Long-term Cardiac Maintenance Programming: A SINGLE-SITE ANALYSIS OF MORE THAN 200 PARTICIPANTS.

J Cardiopulm Rehabil Prev

Division of Cardiovascular Medicine, Department of Medicine, Stanford University, Stanford, California (Drs Christle, Myers, and Froelicher); Stanford Sports Cardiology, Stanford University, Stanford, California (Drs Christle and Froelicher); Department of Preventive and Rehabilitative Sports Medicine, Klinikum rechts der Isar, Technische Universität München, Munich, Germany (Drs Christle, Baumgartner, Zelger, Lammel, Halle, and Pressler); Institute of Medical Statistics and Epidemiology, Klinikum rechts der Isar, Technische Universität München, Munich, Germany (Dr Haller); Institute for Cardiology and Sports Medicine, German Sports University Cologne, Cologne, Germany (Dr Bjarnason-Wehrens); Department of Cardiovascular Medicine, Palo Alto Veterans Administration, Palo Alto, California (Dr Myers); Milken Institute School of Public Health, The George Washington University, Washington, District of Columbia (Dr Hamm); Partner Site Munich Heart Alliance, DZHK (German Center for Cardiovascular Research), Munich, Germany (Dr Halle); and Kardiologie mit Herz, Private Center for Sports & Exercise Cardiology, Munich, Germany (Dr Pressler).

Published: January 2021

Purpose: Greater than 65% of all cardiac mortality is related to coronary artery disease (CAD).

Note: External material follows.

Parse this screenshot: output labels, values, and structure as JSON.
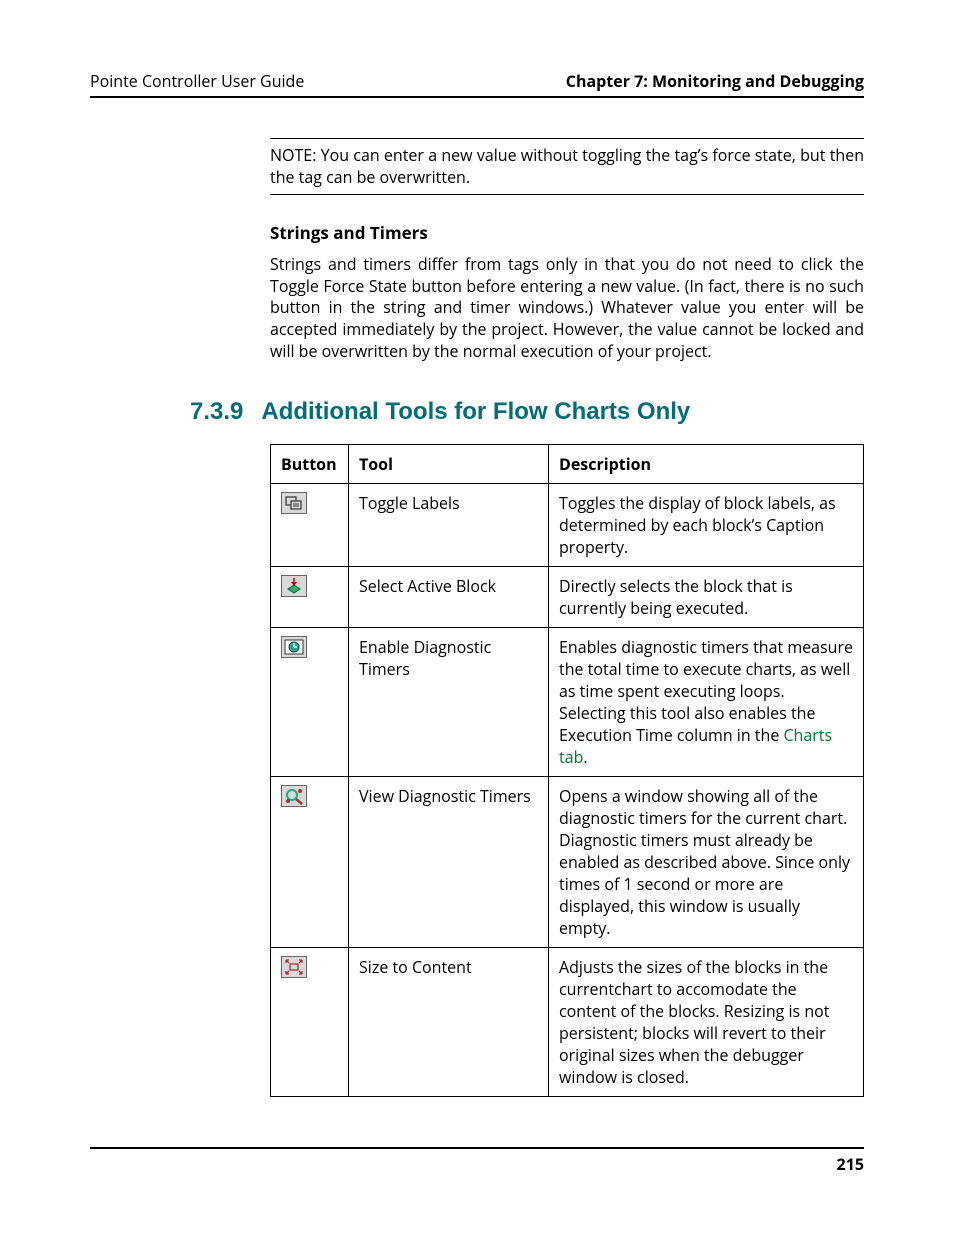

Cardiac rehabilitation (CR) aims to reduce cardiovascular risk and number of hospital readmissions. Cardiac maintenance programs (CMPs) are designed to sustain or improve health after completing early CR. Although CMPs are supported by most national health guidelines, few long-term studies on these diverse programs have been performed.

Methods: This was a retrospective repeated-measures analysis with case-controlled subanalysis. Within-subject differences for CMP participants were examined between enrollment and last clinical visit. Assessments included medical history, anthropometry, blood analysis, and cardiopulmonary exercise testing. A subset of 20 CMP participants were compared with 20 patients with CAD who chose not to participate in CMP, matched for age, sex, and follow-up duration.

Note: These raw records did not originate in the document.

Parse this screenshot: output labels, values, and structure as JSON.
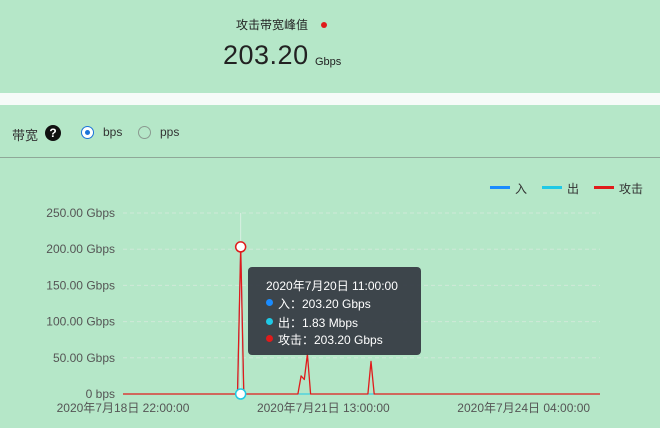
{
  "peak": {
    "label": "攻击带宽峰值",
    "value": "203.20",
    "unit": "Gbps",
    "indicator_color": "#e01b1b"
  },
  "controls": {
    "bandwidth_label": "带宽",
    "help_icon": "?",
    "radio_options": [
      {
        "label": "bps",
        "selected": true
      },
      {
        "label": "pps",
        "selected": false
      }
    ]
  },
  "legend": [
    {
      "name": "入",
      "color": "#1a8cff"
    },
    {
      "name": "出",
      "color": "#1fc9e6"
    },
    {
      "name": "攻击",
      "color": "#e01b1b"
    }
  ],
  "tooltip": {
    "title": "2020年7月20日 11:00:00",
    "rows": [
      {
        "text": "入：203.20 Gbps",
        "color": "#1a8cff"
      },
      {
        "text": "出：1.83 Mbps",
        "color": "#1fc9e6"
      },
      {
        "text": "攻击：203.20 Gbps",
        "color": "#e01b1b"
      }
    ]
  },
  "chart_data": {
    "type": "line",
    "y_ticks": [
      "0 bps",
      "50.00 Gbps",
      "100.00 Gbps",
      "150.00 Gbps",
      "200.00 Gbps",
      "250.00 Gbps"
    ],
    "y_tick_values": [
      0,
      50,
      100,
      150,
      200,
      250
    ],
    "ylim": [
      0,
      250
    ],
    "x_ticks": [
      "2020年7月18日 22:00:00",
      "2020年7月21日 13:00:00",
      "2020年7月24日 04:00:00"
    ],
    "x_tick_values": [
      0,
      63,
      126
    ],
    "xlim": [
      0,
      150
    ],
    "x_unit": "hours since first tick",
    "grid": true,
    "legend_position": "top-right",
    "series": [
      {
        "name": "入",
        "color": "#1a8cff",
        "points": [
          [
            0,
            0
          ],
          [
            36,
            0
          ],
          [
            37,
            203.2
          ],
          [
            38,
            0
          ],
          [
            150,
            0
          ]
        ]
      },
      {
        "name": "出",
        "color": "#1fc9e6",
        "points": [
          [
            0,
            0
          ],
          [
            150,
            0
          ]
        ]
      },
      {
        "name": "攻击",
        "color": "#e01b1b",
        "points": [
          [
            0,
            0
          ],
          [
            36,
            0
          ],
          [
            37,
            203.2
          ],
          [
            38,
            0
          ],
          [
            55,
            0
          ],
          [
            56,
            25
          ],
          [
            57,
            20
          ],
          [
            58,
            55
          ],
          [
            59,
            0
          ],
          [
            77,
            0
          ],
          [
            78,
            45
          ],
          [
            79,
            0
          ],
          [
            150,
            0
          ]
        ]
      }
    ],
    "highlight": {
      "x": 37,
      "values": [
        203.2,
        0
      ]
    }
  }
}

Results: A total of 207 patients (60 ± 9 yr, 16% female) were included for the primary analyses. Average follow-up was 6.3 ± 4.8 yr (range 4-20 yr). CMP participants reduced peak workload (1.76 ± 0.56 to 1.60 ± 0.58 W/kg; P < .001) and aerobic capacity (26.1 ± 6.2 to 24.6 ± 7.1 mL/kg/min; P = .003). High-density lipoprotein-cholesterol increased significantly (48 ± 12 to 51 ± 14 mg/dL; P < .001), whereas all other metabolic risk factors remained unaffected. Matched controls had higher functional capacity (2.35 ± 0.81 vs 1.56 ± 0.52 W/kg; P < .001) and lower body mass index (25.3 ± 3.6 vs 28.6 ± 3.9 kg/m2) at baseline, but no significant differences with respect to long-term efficacy were observed.

Conclusions: Long-term participation in CMP did not result in maintaining functional capacity or cardiovascular risk profile in patients with CAD. However, compared with matched nonparticipants, CMP participants (are more deconditioned at baseline) but do not seem to deteriorate as quickly.